A partir das eleições de 2018, o c. TSE e o STF assentaram posicionamento que é total a aplicação do art. 1º, inc. I, al. “c”, independentemente da previsão de citação, ou não, da Lei Orgânica, por interpretação integrativa com a Súmula Vinculante n. 46 (A definição dos crimes de responsabilidade e o estabelecimento das respectivas normas de processo e julgamento são de competência legislativa privativa da União.) com o princípio da simetria estabelecido pela Constituição Federal no art. 29-A. É o que se extrai do excerto colacionado no RO n. 0600519-54.2018.6.12.0000, que inaugura a viragem jurisprudencial:

[...]

Essa previsão tipológica não poderia estar formalmente agasalhada numa lei orgânica municipal, eis que desbordaria das atribuições dessa ordem sancionatória.

Portanto, o diploma regente nessas hipóteses é mesmo essa norma que vem esculpida formalmente no Decreto-Lei nº 201/1967.

Mas, tratar-se-ia, então, de interpretação extensiva? A interpretação extensiva, como todos nós sabemos, permite que se elasteça o conteúdo, ou, até numa hipótese teratológica, as elementares de determinado tipo sancionador. Não foi isso que se fez aqui. O que se fez foi aplicar a lei orgânica do município, que, nessa hipótese da cassação do prefeito, determina que se aplique precisamente a lei com o perdão de outro pleonasmo – que incida na matéria.

Portanto, nessa ordem de ideias, essa referência que se faz de um encadeamento exógeno da lei orgânica municipal para o Decreto-Lei nº 201/1967 não gera endogenamente elastecimento dos elementos dessa sanção, nem cria, como não poderia fazê-lo, uma nova sanção.”

Nessa esteira, confiram-se também excertos do voto proferido pelo Min. Alexandre de Moraes:

“Faço questão de salientar que não se trata de interpretação extensiva, porque tudo trata da mesma coisa: responsabilidade do chefe do Executivo. Não existe a possibilidade de interpretar literalmente que a alínea c só pode ser aplicada se o crime de responsabilidade tiver na lei orgânica.

[...]

Não há lógica, com o devido respeito, à manutenção dessa interpretação a partir do momento em que o Supremo Tribunal Federal definiu que só a União pode legislar sobre isso e não deixou margens para dúvidas.
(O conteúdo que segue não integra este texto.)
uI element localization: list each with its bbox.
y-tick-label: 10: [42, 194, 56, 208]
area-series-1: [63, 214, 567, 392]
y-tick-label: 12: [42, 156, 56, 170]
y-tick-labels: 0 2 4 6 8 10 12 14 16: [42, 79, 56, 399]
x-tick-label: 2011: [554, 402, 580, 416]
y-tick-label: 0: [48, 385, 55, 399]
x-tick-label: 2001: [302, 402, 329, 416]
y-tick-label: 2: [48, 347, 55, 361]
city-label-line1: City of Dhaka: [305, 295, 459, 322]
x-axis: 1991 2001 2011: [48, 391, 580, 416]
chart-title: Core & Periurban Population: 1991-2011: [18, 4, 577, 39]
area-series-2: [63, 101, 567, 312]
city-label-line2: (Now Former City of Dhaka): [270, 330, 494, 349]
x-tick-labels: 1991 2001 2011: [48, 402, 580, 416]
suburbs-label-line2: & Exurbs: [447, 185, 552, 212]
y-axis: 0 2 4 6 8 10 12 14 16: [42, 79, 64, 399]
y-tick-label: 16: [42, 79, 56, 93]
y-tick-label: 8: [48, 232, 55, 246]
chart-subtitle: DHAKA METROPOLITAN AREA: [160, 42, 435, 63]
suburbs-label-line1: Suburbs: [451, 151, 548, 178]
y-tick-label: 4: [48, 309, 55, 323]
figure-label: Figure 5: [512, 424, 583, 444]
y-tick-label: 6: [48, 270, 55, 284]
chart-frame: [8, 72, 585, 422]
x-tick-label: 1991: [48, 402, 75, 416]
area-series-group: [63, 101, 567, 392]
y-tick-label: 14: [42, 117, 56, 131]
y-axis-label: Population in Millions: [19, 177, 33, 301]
É uma interpretação teleológica e, mais do que isso, integrativa da jurisprudência vinculante à própria hipótese [...].

[...]

[...] Não me parece que o Judiciário estaria desrespeitando a vontade do legislador, mas, diversamente, o Judiciário e o Tribunal Superior Eleitoral, a partir da Súmula Vinculante nº 46, que definiu a competência da União, estão reforçando a vontade do legislador, de que prefeito que seja condenado por crime de responsabilidade pela Câmara dos Vereadores seja inelegível.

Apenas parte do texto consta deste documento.